If courts approve, justice minister will have final say on Huawei CEO's extradition
In this undated photo released by Huawei, Huawei's chief financial officer Meng Wanzhou is seen in a portrait photo. (Huawei via AP)
Mike Blanchfield, The Canadian Press
Published Wednesday, December 12, 2018 4:29PM EST
OTTAWA -- Canada's justice minister will have the final say on whether to send a Chinese business executive to face fraud charges in the United States, she said Wednesday, which could make Canada's spot between two economic superpowers even more difficult.
U.S. President Donald Trump's musing about interfering in the case of Huawei's chief financial officer Meng Wanzhou is fuelling Beijing conspiracy theories about Canada's true intent behind detaining the company's top executive.
Canada has maintained that the rule of law is separate from politics, that the case against Meng will be judged fairly and independently. But if a court says someone should be extradited to faces charges in another country, the ultimate decision is up to a politician.
Justice Minister Jody Wilson-Raybould said Wednesday that she takes her “extradition responsibilities and obligations very seriously,” and if Canada's courts approve Meng's extradition, “then as the minister of justice, I will ultimately have to decide on the issue of surrender of the person sought for extradition.”
Therefore, Wilson-Raybould said in a statement, she wouldn't say any more because that “would risk undermining both the independence of the court proceedings and the proper functioning of Canada's extradition process.”
“In order to safeguard due process and to respect the independence of the courts, it is essential that the Crown's position in this matter, as in all court proceedings, be presented in the courtroom where it can be properly considered,” she said.
But Trump complicated that position - one his own ambassador to Canada also advocated on Tuesday morning - when he told Reuters Tuesday evening he would “certainly intervene if I thought it was necessary” in Meng's case, if it would help him forge a trade deal with China.
China's state-run media was already ridiculing Canada's assertion that Meng would be dealt with fairly and transparently by an independent judiciary, the same view U.S. Ambassador Kelly Craft put forward.
“I think we're lonelier than we've been in a long, long time,” said David Mulroney, who served former Conservative prime minister Stephen Harper as his first foreign-policy adviser and later as ambassador to China. “(Trump) gave credibility to an outrageous Chinese accusation - that the RCMP basically works as an extension of the U.S. government to capture a hostage who can be used in their trade negotiations.”
Roland Paris, who was Prime Minister Justin Trudeau's first foreign-policy adviser, said Canada has for decades enjoyed the luxury of operating in “a very comfortable international context” but not any more.
“Now, a lot of the assumptions that have guided our foreign policy are in question, including whether the United States has our back,” said Paris, a University of Ottawa international-affairs professor.
Mulroney and Paris agree Canada has only one choice: stay true to its adherence to the rule of law and hope that Trump's involvement can somehow be treated as one more impromptu comment by an unpredictable president.
Both point to the fact that just hours before Trump sounded off, Craft was extolling the same separation of the law and politics as the Trudeau government.
“Trump's statements are as disconnected from the workings of the U.S. government as they are from reality,” said Mulroney. “We're dealing with highly professional U.S. officials who are as committed to the rule of law as we are.”
But Secretary of State Mike Pompeo appeared to double down on Trump's line on Wednesday in a televised interview with Fox and Friends.
“We always have to balance American interests.
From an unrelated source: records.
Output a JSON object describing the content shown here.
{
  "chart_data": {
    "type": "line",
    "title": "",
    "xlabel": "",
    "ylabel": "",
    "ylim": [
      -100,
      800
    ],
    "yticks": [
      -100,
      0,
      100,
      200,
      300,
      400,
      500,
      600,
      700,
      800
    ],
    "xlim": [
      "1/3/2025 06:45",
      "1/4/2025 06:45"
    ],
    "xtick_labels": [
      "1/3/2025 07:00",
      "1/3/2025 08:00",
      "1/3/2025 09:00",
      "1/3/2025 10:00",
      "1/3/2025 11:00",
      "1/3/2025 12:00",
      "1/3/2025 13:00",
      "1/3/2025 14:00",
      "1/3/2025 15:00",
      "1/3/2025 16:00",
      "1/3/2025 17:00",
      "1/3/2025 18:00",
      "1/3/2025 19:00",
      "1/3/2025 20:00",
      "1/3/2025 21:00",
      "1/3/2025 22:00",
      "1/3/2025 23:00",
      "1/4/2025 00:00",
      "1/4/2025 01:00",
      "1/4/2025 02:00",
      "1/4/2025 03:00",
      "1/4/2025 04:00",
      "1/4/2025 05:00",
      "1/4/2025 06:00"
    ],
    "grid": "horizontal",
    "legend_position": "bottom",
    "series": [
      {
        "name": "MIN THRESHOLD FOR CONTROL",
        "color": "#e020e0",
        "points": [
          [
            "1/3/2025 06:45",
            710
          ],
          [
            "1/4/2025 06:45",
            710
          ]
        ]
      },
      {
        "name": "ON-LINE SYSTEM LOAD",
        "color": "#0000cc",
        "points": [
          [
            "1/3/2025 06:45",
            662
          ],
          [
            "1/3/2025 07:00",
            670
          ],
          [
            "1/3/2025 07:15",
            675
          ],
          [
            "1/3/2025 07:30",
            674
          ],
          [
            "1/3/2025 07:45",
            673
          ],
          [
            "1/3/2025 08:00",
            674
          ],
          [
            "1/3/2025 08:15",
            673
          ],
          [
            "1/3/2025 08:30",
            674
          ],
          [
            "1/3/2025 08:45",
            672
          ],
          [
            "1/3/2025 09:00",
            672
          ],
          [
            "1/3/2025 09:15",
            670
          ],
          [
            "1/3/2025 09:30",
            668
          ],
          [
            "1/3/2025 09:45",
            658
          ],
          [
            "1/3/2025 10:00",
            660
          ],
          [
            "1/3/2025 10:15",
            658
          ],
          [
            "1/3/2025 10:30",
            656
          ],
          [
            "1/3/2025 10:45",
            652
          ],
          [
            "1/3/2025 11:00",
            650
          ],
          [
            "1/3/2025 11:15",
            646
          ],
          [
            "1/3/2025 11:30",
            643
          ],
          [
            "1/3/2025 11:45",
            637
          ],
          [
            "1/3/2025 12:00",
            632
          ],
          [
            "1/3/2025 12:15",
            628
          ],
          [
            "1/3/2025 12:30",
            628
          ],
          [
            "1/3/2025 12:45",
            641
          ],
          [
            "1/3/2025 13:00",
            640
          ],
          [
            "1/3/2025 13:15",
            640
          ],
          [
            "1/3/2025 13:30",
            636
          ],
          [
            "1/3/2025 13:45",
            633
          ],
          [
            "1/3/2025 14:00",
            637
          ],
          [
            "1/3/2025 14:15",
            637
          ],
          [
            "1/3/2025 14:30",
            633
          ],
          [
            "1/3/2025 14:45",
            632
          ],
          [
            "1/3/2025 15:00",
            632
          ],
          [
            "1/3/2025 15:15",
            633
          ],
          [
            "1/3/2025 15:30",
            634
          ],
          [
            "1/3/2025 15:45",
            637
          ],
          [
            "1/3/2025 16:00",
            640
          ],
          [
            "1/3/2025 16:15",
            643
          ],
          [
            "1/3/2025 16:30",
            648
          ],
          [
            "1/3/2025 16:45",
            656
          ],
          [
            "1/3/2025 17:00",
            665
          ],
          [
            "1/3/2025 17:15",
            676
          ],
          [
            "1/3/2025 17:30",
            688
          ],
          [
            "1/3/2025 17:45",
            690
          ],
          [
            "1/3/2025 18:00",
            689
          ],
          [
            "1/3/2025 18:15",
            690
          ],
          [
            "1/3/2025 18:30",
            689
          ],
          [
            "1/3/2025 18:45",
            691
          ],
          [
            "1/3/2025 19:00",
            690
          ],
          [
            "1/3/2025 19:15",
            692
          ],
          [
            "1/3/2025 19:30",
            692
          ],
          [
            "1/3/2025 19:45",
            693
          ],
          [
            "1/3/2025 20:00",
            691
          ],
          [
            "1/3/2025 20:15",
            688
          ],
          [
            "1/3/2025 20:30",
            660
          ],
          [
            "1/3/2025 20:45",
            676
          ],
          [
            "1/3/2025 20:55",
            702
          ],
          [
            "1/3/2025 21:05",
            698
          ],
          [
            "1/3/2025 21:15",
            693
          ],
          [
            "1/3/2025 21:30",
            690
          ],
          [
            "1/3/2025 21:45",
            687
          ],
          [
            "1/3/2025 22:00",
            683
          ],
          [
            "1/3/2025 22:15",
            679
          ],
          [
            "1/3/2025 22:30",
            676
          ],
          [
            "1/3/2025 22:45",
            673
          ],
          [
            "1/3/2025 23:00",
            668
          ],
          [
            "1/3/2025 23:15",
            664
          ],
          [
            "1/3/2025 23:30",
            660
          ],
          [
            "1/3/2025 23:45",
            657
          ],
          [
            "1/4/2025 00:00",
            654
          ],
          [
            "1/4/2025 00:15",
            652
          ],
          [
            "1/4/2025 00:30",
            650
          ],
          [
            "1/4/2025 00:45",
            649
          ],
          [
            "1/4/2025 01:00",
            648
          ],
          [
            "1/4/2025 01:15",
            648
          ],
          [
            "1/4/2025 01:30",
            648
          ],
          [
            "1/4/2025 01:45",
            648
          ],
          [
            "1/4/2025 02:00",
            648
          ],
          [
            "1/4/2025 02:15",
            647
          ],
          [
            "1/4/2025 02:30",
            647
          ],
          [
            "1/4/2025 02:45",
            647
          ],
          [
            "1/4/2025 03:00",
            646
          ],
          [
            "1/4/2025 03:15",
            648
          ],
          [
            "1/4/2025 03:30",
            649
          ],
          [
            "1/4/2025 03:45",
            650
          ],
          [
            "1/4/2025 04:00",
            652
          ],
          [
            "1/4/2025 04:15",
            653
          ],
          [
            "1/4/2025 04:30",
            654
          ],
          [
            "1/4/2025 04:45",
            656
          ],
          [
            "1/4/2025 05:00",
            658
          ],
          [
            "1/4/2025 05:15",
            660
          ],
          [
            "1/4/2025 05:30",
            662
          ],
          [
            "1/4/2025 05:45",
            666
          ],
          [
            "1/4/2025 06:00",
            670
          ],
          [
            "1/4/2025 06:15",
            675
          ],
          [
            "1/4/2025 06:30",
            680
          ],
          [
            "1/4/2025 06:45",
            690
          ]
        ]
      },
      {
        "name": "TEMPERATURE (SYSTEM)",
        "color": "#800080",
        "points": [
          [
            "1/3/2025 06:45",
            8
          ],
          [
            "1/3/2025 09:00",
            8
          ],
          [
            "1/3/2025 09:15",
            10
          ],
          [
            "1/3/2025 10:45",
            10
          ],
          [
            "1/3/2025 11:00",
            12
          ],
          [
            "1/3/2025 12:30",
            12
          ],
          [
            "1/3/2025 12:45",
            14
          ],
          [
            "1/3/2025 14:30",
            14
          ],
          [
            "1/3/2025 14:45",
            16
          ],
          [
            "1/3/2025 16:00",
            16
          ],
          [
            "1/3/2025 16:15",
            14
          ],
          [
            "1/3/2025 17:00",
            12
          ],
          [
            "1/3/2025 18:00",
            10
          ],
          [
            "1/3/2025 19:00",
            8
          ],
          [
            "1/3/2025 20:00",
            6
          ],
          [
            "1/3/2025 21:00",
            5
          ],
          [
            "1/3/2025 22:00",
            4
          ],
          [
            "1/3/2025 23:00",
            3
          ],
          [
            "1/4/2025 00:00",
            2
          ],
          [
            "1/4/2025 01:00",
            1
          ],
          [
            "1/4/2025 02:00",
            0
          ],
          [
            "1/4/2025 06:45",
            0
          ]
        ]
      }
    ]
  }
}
Any time there's a law enforcement engagement, we need to make sure we take foreign-policy ... considerations into effect,” said Pompeo. “It's totally appropriate to do so. The president's mission is very clear. It's America First, right?”
Paul Evans, a China expert at the University of British Columbia, says the Chinese are listening and taking note.
“From a realist Chinese perspective, the Trump comment and the followup from Pompeo signal that law and politics are not separable, something they know in their bones,” said Evans. “Here in Canada, abiding by the rule of law is a way of detaching the government from taking a position on a US-China conflict that they desperately want to duck. In this case we are neither hypocritical nor naive.”
Trudeau reaffirmed Canada's commitment to the rule of law again on Wednesday, “regardless of what goes on in other countries.”
The prime minister simply has no alternative, despite the current hard realities, said Mulroney. “The alternative is we're completely at the mercy of larger powers, who basically enforce our own laws on our territory.”
Canada simply can't abandon its reliance on the rules-based international order, no matter how hard that becomes because of rising authoritarianism, and the fact “the U.S. is a less reliable partner,” said Paris.
“Canada has limited leverage in this emerging great-power struggle,” he said. “But we also have an interest in co-operation in maintaining co-operation with China where it's mutually beneficial. Striking that balance will be increasingly difficult if the United States adopts a with-us-or-against-us attitude on China.”